Bodman wraps up Middle East odyssey

24 January 2008

US energy secretary Sam Bodman has acknowledged the importance of nuclear energy in future global energy strategies during a five-nation tour of the Middle East. Meanwhile, President George Bush has given his approval to a US-Turkey nuclear cooperation agreement in abeyance for nearly seven years.

At the outset of Bodman's Middle East tour, the Department of Energy (DoE) described its purpose as enhancing US relationships with oil-producing nations, while promoting sustained investment in conventional and alternative energy sources, and encouraging improvements in global energy efficiency. Bodman's itinerary took in Jordan, Saudi Arabia, the United Arab Emirates (UAE), Quatar and Egypt.

While in the UAE, Bodman addressed the Masdar Future Energy Conference in a keynote address focusing on the energy challenges facing the world and the huge investments needed to meet burgeoning primary energy demand over the coming decades. "The world needs safe, reliable, clean, affordable, and diverse energy supplies - and in considerably greater numbers than it now has," he told the audience. Beyond hydrocarbons, he went on to say, the world "absolutely" needed new energy options including increased nuclear power. Masdar is an initiative founded by the UAE in 2006 as a "global cooperative platform" addressing issues including energy security, climate change and sustainable development.

Bodman again mentioned nuclear's role in a meeting with Egypt's President Hosni Mubarak, noting that any global energy strategy "must include efforts to expand access to emissions-free nuclear power in a way that responsibly manages waste and dramatically reduces proliferation risks." He highlighted Egypt's participation in the US-led Global Nuclear Energy Partnership (GNEP), and when in Jordan praised that country's decision to sign up to the partnership under which so-called 'fuel-cycle' nations would provide assured supplies of nuclear fuel to client nations, which would generate electricity before returning the used fuel. Participating countries would not have to establish their own fuel cycle facilities and nuclear materials would be able to remain under the str ictest of non-proliferation controls. Unlike Jordan, Egypt has not yet signed up to become a member of GNEP, but did participate as an observer at the second ministerial meeting of the partnership in September 2007. The country has announced an intention to employ nuclear power at the
 El Dabaa site, near Alexandria, and is preparing legislation to facilitate this.

None of the countries in Bodman's itinerary yet have nuclear energy, although even the most oil-rich of the Gulf states are now giving serious consideration to the nuclear power option. Indeed, just prior to the US energy secretary's visit, France's President Nicolas Sarkozy took the opportunity of his own tour of Middle Eastern countries to sign a cooperation agreement on the peaceful uses of nuclear energy with the UAE, and French companies signed a partnership agreement to submit a nuclear power project to the UAE authorities.

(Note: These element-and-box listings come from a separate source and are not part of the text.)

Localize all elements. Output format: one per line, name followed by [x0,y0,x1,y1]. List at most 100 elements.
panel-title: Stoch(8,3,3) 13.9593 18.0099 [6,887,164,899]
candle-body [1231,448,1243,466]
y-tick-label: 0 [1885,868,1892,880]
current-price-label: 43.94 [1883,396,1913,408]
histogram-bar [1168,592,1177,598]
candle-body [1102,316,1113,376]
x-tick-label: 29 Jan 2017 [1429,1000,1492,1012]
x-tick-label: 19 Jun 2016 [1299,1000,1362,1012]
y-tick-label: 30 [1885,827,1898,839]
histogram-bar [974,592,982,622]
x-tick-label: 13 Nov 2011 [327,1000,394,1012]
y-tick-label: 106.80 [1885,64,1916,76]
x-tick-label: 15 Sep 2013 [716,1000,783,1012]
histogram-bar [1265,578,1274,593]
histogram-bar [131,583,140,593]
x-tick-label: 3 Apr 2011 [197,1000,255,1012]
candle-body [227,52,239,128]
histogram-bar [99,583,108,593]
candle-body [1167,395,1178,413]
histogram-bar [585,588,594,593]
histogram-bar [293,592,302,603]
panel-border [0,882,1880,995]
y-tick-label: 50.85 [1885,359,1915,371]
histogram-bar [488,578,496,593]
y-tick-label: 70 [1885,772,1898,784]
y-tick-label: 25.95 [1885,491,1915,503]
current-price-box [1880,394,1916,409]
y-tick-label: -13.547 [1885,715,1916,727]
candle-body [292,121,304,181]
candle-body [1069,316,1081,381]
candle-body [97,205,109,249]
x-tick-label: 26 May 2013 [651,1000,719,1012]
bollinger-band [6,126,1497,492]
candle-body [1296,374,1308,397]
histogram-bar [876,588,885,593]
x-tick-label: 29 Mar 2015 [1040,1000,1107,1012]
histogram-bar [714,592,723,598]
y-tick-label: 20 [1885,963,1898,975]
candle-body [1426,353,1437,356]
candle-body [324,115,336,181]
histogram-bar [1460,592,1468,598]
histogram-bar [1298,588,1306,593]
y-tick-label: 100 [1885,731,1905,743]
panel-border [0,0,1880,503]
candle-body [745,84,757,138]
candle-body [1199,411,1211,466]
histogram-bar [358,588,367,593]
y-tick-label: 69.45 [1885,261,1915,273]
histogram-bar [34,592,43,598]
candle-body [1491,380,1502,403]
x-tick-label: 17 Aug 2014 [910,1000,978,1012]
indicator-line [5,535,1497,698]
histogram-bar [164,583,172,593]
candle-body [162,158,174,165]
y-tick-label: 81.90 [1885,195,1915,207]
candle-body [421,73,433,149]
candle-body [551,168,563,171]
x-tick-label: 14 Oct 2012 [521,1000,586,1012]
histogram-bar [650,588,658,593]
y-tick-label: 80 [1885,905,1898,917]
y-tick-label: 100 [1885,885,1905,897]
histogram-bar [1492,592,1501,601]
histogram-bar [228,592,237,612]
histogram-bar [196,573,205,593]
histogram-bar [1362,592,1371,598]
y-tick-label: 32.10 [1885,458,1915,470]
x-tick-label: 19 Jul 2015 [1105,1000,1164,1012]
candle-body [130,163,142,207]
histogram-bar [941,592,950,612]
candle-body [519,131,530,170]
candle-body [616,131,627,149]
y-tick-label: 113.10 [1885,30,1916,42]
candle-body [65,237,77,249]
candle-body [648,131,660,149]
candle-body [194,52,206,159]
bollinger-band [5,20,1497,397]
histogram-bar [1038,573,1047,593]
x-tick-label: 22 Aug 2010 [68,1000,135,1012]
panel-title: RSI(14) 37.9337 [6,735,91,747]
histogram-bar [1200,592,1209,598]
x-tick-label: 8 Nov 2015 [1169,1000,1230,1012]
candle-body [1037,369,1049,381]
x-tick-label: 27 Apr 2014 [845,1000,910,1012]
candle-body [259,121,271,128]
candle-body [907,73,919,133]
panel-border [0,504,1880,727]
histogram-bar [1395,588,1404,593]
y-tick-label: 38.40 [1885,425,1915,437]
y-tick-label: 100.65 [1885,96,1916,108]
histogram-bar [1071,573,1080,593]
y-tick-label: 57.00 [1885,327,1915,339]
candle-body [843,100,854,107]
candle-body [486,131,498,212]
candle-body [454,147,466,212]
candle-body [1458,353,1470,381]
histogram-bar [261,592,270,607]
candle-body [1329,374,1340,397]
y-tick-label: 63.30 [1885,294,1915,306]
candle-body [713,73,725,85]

US-Turkey deal resuscitated

Turkey's plans for nuclear power are still at an early stage but nevertheless are more advanced than those in the countries closer to the Gulf. US President Bush has this week given his approval to a US-Turkey cooperation agreement on the peaceful use of nuclear energy. The agreement was originally signed in July 2000 by then President Bill Clinton, but stalled immediately when 'US agencies received information that called into question their conclusions'. The White House said that certain 'private entities' in Turkey had been involved in activity 'directly relating to nuclear proliferation'.


Since that time Turkish authorities have taken corrective action, and the 'US secretary of state, the secretary of energy, and the members of the Nuclear Regulatory Commission are confident that the pertinent issues have been sufficiently resolved'.


Bush told Congress: "In my judgment, entry into force of the agreement will serve as a strong incentive for Turkey to continue its support for nonproliferation objectives and enact future sound nonproliferation policies and practices. It will also promote closer political and economic ties with a NATO ally, and provide the necessary legal framework for US industry to make nuclear exports to Turkey's planned civil nuclear sector.


If passed into law, it will permit the transfer of nuclear technology, materials and equipment - including nuclear power plants - from the USA to Turkey.


Turkey has not yet signed up to GNEP, and recent reports suggesting it is planning to set up its own nuclear fuel cycle facilities were greeted with dismay by the USA. However, the reality could be very different: the World Tribune reported that although Turkey has trained an estimated 1300-1400 nuclear scientists between 1960 and 1990, the vast majority of these have either left the country, changed fields or are now retired. Realistically, the country would need to embark on a massive training exercise and draw on significant amounts of overseas help if it were to launch its own program.